Sebagaimana telah saya katakan, dimana beliau saw gelisah melihat penyakit jasmaniah, menghibur, mendoakan, maka disana timbul juga kegelisahan untuk orang-orang yang sakit rohaniah. Beliau saw memiliki perasaan yang amat pedih secara khusus dengan orang-orang yang terikat dengan beliau saw. Beliau saw senantiasa berupaya supaya hati mereka suci dan ketika mereka hadir di hadapan Allah Ta’ala, pandangan rahmat-Nya tertuju pada mereka. Didapati juga keterangan tentang suatu peristiwa dalam sebuah hadis. Hadhrat Anas ra menceritakan bahwa seorang anak Yahudi (pelayan Hadhrat Rasulullah saw) sakit. Hadhrat Rasulullah saw pergi untuk menjenguknya. Beliau saw duduk di bantalnya dan menanyakan ihwal keadaannya serta mendorongya untuk menerima Islam. Anak tersebut memandang bapaknya yang sedang duduk di sampingnya. Bapaknya mengatakan, “Percayailah perkataan Abul Qasim (Hadhrat Rasulullah saw).” Oleh karena itu, dia menerima Islam.
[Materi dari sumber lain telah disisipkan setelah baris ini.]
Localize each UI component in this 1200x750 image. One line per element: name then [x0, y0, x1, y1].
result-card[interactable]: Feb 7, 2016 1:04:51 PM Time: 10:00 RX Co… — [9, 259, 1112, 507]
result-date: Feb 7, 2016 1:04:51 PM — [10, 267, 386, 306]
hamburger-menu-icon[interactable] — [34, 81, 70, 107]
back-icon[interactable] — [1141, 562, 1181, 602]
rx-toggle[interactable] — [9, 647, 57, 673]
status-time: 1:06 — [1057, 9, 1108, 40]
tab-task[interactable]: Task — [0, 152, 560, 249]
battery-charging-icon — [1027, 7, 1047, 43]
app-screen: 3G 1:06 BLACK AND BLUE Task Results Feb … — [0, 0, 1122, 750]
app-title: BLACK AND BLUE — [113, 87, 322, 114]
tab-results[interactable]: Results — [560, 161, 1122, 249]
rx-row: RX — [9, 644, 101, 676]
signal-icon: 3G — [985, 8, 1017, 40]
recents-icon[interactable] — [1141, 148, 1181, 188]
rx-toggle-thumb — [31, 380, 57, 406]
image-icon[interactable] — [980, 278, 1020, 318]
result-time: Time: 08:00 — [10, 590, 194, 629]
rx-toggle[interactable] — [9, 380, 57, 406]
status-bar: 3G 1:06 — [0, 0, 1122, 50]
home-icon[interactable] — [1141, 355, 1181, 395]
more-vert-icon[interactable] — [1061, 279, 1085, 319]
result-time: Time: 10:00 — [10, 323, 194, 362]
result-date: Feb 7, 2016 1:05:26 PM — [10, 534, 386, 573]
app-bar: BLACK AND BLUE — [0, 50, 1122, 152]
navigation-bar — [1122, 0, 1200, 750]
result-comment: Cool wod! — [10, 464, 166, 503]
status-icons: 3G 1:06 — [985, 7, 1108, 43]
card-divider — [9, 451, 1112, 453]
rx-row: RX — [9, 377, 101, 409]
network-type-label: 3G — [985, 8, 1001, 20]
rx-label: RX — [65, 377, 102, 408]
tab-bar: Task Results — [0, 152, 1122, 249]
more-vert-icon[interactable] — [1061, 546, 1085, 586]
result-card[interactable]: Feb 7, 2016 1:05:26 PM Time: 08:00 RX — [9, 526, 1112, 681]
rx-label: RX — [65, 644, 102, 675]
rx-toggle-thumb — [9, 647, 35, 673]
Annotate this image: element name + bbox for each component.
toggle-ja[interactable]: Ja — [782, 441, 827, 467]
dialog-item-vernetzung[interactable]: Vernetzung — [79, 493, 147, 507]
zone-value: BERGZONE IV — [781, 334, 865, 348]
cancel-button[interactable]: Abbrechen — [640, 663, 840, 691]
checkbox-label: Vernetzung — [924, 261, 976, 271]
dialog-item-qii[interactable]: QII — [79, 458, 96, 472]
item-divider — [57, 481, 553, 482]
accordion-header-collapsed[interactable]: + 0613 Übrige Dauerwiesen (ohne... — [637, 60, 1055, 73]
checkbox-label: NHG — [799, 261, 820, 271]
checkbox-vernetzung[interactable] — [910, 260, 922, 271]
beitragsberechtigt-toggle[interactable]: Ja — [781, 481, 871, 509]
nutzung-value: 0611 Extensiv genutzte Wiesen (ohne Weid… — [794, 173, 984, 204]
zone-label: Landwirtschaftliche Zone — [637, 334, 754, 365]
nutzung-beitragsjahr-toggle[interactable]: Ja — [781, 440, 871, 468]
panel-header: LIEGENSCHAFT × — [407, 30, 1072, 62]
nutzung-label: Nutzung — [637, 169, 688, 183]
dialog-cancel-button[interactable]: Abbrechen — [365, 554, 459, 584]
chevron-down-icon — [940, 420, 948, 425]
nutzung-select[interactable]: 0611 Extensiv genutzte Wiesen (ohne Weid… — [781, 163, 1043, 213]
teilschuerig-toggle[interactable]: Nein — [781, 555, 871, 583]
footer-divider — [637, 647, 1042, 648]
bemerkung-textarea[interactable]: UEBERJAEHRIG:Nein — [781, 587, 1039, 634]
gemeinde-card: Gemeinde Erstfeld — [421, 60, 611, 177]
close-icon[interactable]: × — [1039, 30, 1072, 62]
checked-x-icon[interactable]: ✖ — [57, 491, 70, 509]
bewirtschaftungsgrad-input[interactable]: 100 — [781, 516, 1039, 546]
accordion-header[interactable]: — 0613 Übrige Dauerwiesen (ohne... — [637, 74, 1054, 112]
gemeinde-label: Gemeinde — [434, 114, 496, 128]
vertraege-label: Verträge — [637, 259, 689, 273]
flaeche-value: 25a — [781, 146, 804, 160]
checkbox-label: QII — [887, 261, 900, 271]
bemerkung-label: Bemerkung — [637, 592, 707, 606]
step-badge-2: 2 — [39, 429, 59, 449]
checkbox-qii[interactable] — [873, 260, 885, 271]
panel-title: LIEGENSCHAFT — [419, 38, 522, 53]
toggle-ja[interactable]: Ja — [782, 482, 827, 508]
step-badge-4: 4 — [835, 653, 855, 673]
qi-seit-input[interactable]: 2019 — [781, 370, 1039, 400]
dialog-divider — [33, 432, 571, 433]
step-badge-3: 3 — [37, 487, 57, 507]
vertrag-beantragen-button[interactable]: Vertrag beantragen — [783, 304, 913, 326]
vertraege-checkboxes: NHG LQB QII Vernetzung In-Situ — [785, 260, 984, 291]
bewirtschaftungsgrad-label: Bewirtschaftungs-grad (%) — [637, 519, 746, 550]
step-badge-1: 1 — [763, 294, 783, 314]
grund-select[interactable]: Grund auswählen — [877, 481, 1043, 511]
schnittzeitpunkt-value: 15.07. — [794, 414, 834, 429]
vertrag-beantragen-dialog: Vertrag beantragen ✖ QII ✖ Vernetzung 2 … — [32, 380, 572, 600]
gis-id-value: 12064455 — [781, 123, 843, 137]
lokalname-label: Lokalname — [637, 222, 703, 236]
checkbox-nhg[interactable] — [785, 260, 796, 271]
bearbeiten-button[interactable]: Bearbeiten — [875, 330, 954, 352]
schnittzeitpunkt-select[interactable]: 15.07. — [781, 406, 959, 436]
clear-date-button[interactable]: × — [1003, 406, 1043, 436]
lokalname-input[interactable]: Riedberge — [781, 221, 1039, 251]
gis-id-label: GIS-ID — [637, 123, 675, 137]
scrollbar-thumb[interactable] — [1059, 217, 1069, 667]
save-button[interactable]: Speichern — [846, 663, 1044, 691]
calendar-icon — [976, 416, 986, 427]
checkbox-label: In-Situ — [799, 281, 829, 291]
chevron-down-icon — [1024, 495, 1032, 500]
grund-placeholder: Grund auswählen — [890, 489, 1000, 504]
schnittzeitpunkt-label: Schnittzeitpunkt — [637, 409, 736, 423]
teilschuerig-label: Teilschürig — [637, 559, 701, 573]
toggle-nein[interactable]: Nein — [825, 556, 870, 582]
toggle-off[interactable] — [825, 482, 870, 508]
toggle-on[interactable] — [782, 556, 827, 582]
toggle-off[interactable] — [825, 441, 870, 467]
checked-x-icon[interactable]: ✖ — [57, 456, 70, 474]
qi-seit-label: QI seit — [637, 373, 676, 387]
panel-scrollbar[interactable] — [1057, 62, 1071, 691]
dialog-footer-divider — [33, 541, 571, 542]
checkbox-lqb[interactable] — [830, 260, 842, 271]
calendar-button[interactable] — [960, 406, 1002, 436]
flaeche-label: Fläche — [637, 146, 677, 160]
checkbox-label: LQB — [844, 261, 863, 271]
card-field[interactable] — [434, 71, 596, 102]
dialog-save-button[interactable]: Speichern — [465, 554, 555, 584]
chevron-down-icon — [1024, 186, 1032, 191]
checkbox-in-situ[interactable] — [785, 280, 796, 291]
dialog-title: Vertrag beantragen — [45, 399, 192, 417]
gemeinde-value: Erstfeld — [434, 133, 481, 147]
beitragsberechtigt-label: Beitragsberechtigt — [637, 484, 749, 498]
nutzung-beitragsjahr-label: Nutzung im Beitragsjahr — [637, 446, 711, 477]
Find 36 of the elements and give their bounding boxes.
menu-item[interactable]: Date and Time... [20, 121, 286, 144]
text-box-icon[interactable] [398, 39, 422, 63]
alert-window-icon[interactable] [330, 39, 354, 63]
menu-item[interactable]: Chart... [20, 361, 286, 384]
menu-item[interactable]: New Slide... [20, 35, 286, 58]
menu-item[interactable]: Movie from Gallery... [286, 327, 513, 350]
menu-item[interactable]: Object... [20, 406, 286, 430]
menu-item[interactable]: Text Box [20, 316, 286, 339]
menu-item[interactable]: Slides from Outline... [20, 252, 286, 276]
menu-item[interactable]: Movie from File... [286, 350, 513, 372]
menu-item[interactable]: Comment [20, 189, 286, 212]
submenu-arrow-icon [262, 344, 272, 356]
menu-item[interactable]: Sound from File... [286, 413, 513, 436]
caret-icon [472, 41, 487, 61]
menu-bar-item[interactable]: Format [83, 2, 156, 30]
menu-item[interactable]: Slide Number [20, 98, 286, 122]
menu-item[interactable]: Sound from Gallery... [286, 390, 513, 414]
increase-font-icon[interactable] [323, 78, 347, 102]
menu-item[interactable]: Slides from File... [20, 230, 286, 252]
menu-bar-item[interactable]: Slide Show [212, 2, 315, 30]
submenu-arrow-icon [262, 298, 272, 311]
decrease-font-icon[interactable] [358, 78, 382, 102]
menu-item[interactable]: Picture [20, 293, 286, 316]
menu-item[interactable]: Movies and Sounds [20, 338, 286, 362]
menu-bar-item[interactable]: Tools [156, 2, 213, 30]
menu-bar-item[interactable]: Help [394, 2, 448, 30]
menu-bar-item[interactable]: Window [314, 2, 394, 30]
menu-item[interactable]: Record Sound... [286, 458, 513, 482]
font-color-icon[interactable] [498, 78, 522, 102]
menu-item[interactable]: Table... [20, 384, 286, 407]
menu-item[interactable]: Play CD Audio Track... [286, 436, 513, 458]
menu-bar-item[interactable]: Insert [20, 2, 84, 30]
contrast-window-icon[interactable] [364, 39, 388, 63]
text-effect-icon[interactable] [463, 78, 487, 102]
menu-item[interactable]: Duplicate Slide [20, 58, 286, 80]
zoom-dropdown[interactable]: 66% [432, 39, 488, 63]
Hudhur saw pulang dari sana sambil berkata penuh bahagia, “Segala puji bagi Tuhan Yang Mahagagah yang telah menyelamatkan pemuda ini dari api neraka”.[Bukhari, kitab Al-Jana’iz, bab Idza Aslam As-Shabiyyu Fa Maata, Hal Yushalli ‘Alaih]

Semoga ribuan shalawat dan salam tercurah kepada Nabi Suci saw Semoga Allah Ta’ala menganugerahkan taufik kepada kita untuk berjalan pada uswah tersebut dan nasehat-nasehat yang bisa memberikan taufik kepada kita untuk mengkhidmati makhluk-Nya.